Since the Industrial Revolution, human activities have had such a pervasive effect on the biosphere as to warrant a subdivision of geological time: the Anthropocene. The philosophy that supported the initiation of the Industrial Revolution is based on a separation between human and non-human beings, as though humans were indeed separate from the Earth’s functioning. In some traditions, humans have viewed themselves as separate from and superior to ‘nature’ for millennia, leading to valuing non-human life purely for its instrumental value. To this day, the anthropocentric distinction between human and ecological systems continues to define human development in western, educated, industrialized, rich and democratic (WEIRD) countries and it is still a core assumption in how most countries conceive development and growth. However, the significant impact that the Anthropocene has had on biosphere functioning makes evident that such an assumption is flawed and the past, present or future actions of humankind cannot be considered in isolation from Earth system dynamics.

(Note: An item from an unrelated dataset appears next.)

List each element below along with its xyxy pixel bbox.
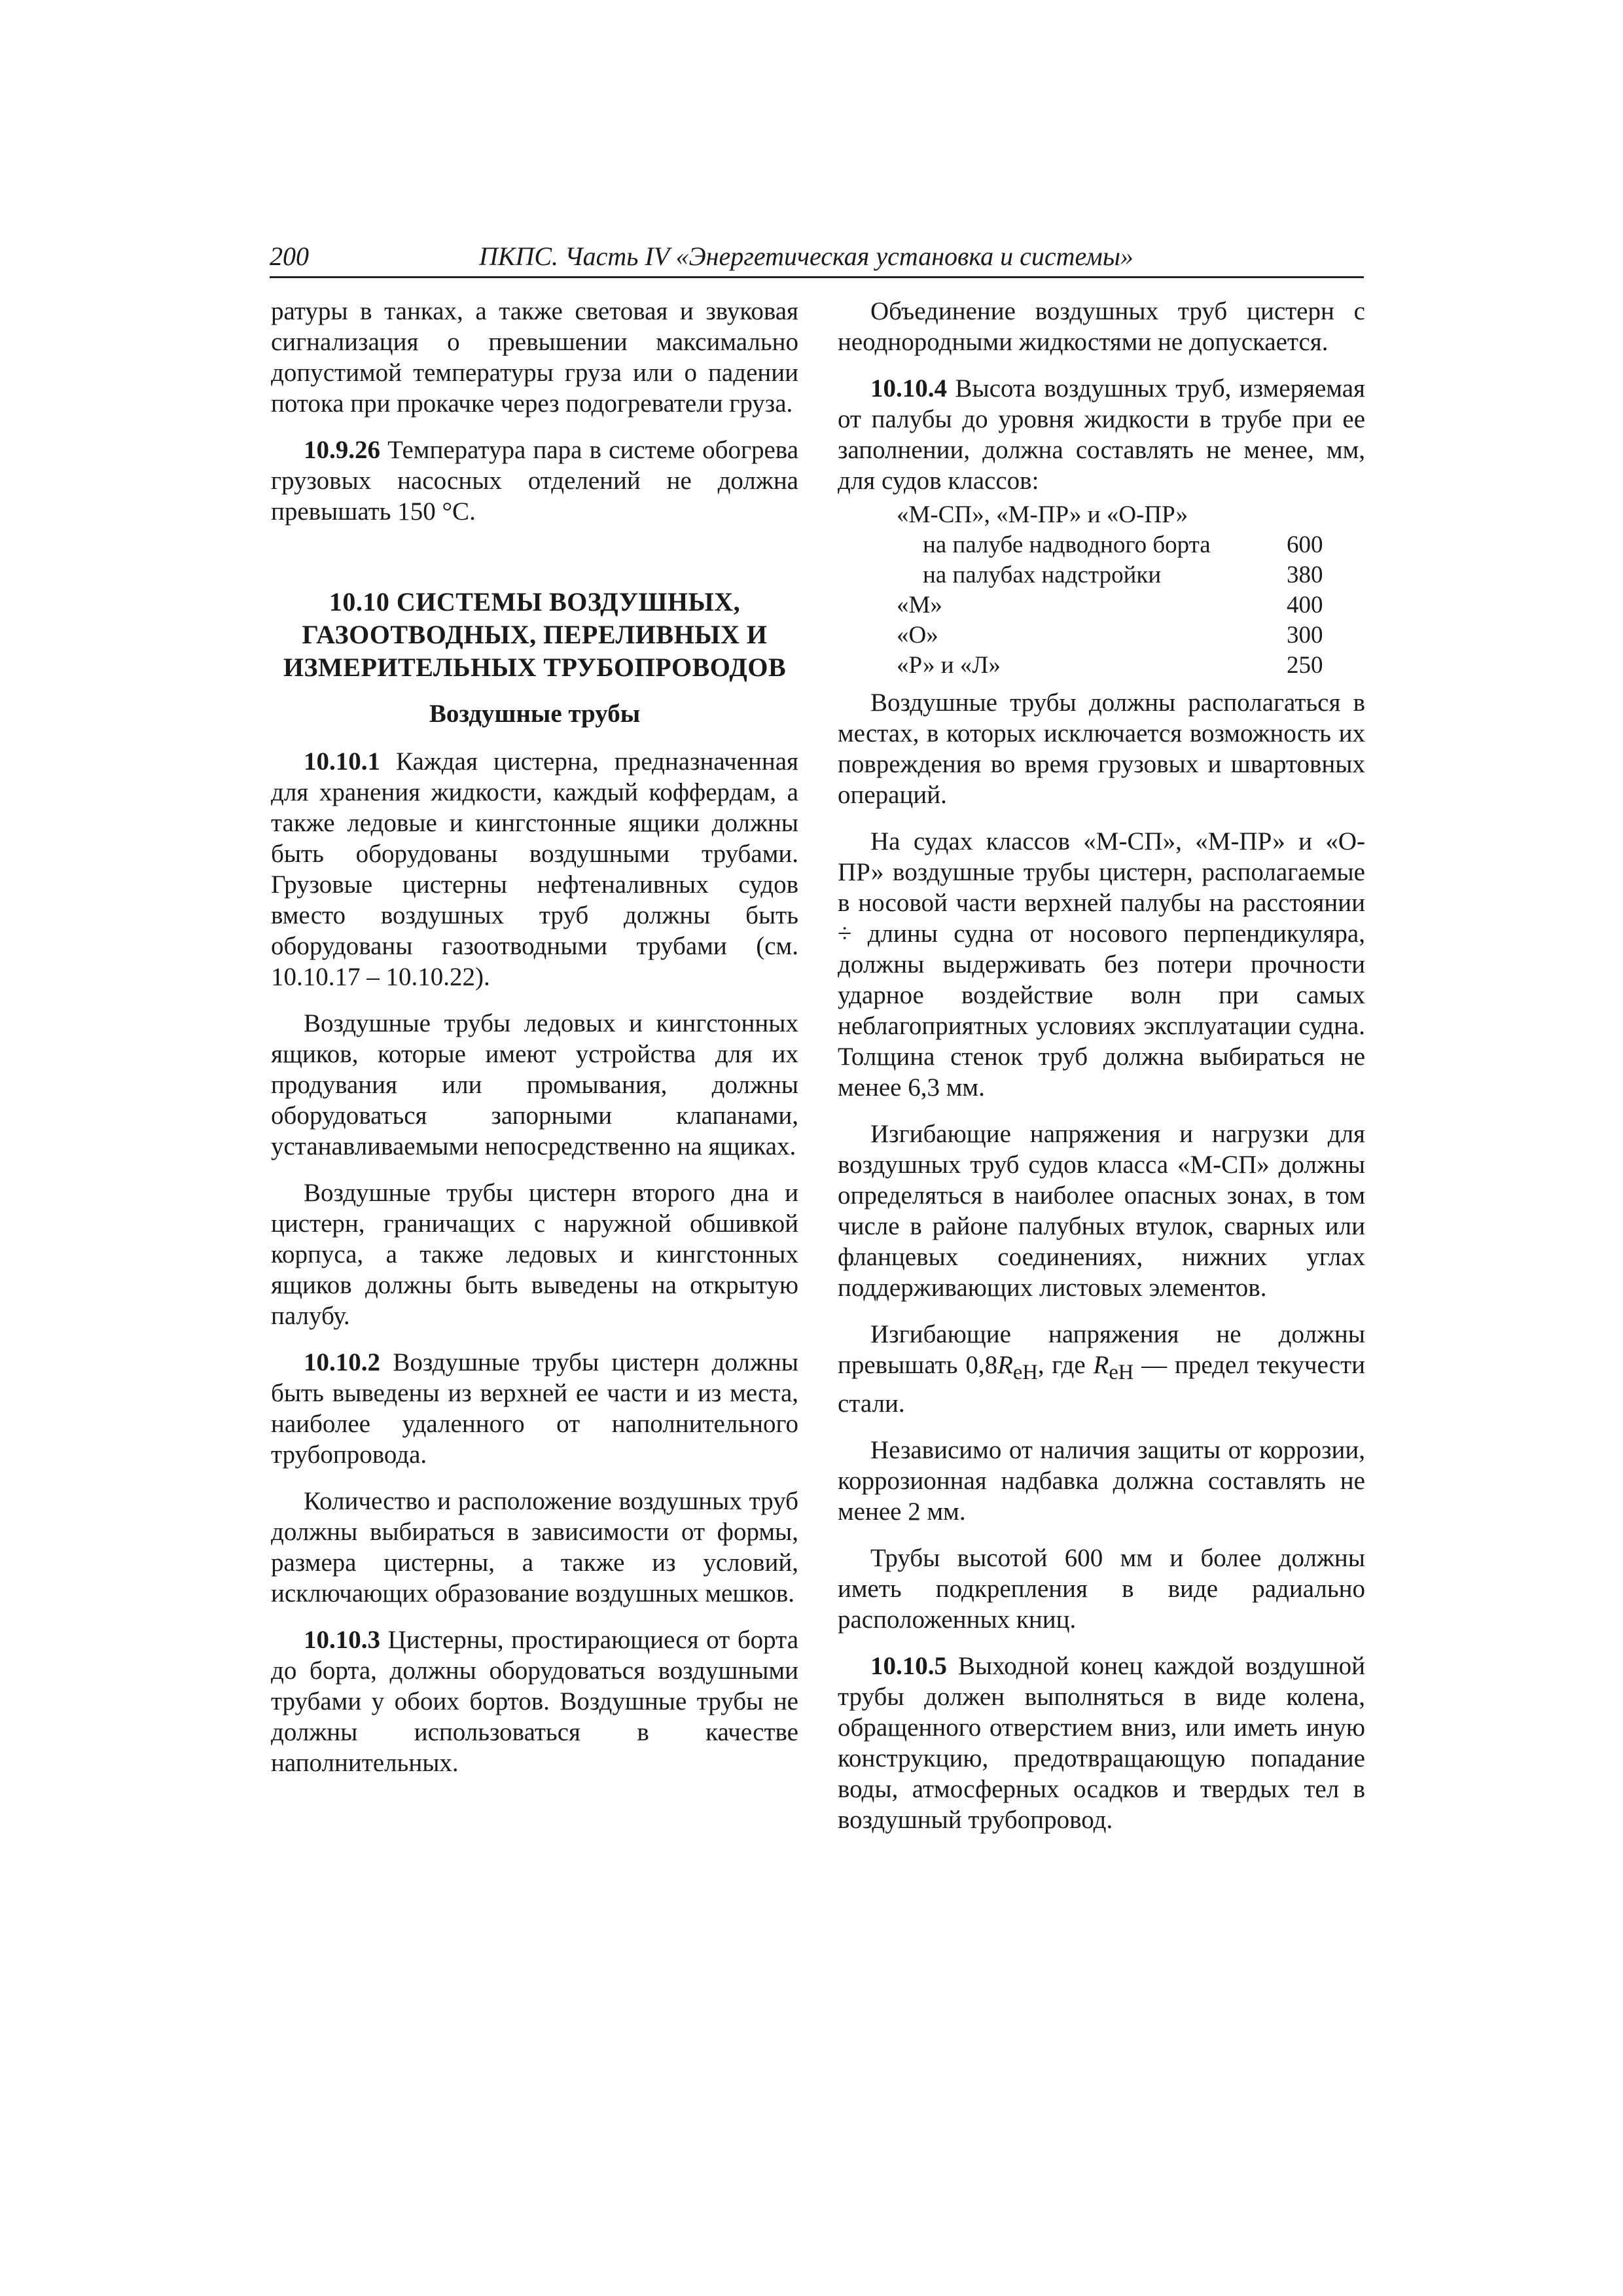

This instrumental interpretation of nature for human progress is the foundation of systemically unsustainable forms of development and habits. Unless this assumption is addressed and adjusted to the biological reality of the biosphere, the future well-being of humankind and all other life will remain in jeopardy. This paper discusses the reasons behind this nature disconnection and, presents an overview of the literature on human-nature connectedness (HNC), and its relevance for sustainability science. Based on this, some actions are proposed for repairing this relationship and reconnecting people and societies to nature.

This paper is part of a series that supports the Stockholm+50: Unlocking a better future report.